Yes, with manual work. Patriot can export customer lists, vendor lists, chart of accounts, and transaction history to CSV. FreshLedger Pro imports CSV for those lists and OFX/QFX/QBO for transactions. The typical migration takes a weekend: export from Patriot, set up your chart of accounts in FreshLedger with matching account numbers, import opening balances as of a clean cutoff date (usually month-end or year-end), then import the current month's transactions and reconcile against your bank statement. Most users pick a January 1 or quarter-start cutoff to keep things simple.
Does FreshLedger Pro handle payroll tax filings the way Patriot Full Service does?
Partially. FreshLedger Pro calculates payroll, tracks federal withholding, Social Security, Medicare, and FUTA, and prepares Form 941 quarterly, Form 940 annually, W-2s for employees, and 1099-NECs for contractors. What it does not do is electronically file those forms for you or absorb tax notices the way Patriot Full Service Payroll does. You or your CPA file the prepared forms. If having a vendor take filing liability off your hands is important to you, Patriot Full Service is genuinely the better fit. If you already work with an accountant who files for you, FreshLedger is sufficient.

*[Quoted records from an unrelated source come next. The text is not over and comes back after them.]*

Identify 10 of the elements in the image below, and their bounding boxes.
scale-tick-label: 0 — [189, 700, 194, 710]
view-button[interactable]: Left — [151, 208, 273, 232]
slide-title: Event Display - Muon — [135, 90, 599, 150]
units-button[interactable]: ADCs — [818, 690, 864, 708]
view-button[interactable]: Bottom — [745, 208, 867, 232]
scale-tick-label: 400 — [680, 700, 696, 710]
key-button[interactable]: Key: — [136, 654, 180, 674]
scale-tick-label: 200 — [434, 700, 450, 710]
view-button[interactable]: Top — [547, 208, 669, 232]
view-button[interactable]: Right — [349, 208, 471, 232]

I use a Mac. Can I still run FreshLedger Pro?
Yes, but in a Windows virtual machine. FreshLedger Pro is a native Windows desktop application and there is no macOS build today. Mac users typically run it under Parallels Desktop, VMware Fusion, or UTM with a Windows 10 or Windows 11 license. Performance is fine for accounting workloads on any Apple Silicon or Intel Mac from the last several years. If you are unwilling to run a VM, or you specifically need a native Mac app or a phone app for on-the-go entry, Patriot's browser-based product is the more honest fit for your setup.
What happens at tax time when my CPA needs access to my books?

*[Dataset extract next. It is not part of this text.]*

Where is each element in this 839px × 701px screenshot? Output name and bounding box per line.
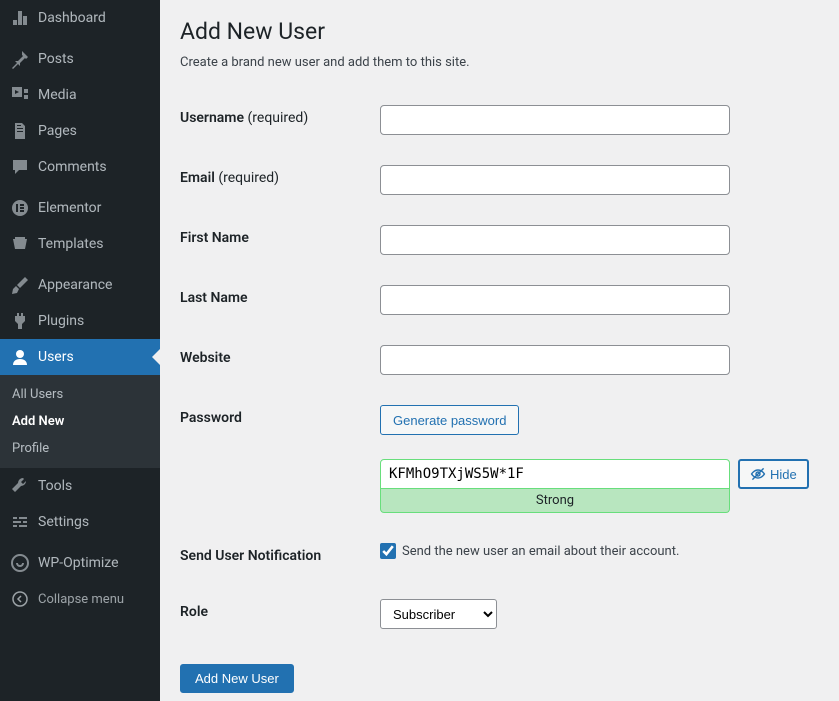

You hand them the free Accountant Edition. FreshLedger Pro ships with a separate Accountant Edition installer that your CPA can install at no cost on their own machine. You copy your company file to a USB drive, a Dropbox folder, or an email attachment, and they open it directly, make adjusting journal entries, run their trial balance and depreciation schedules, and send the file back. There are no per-seat fees, no read-only exports, no PDF gymnastics. This is one of the most concrete savings versus subscription tools that charge extra for accountant access.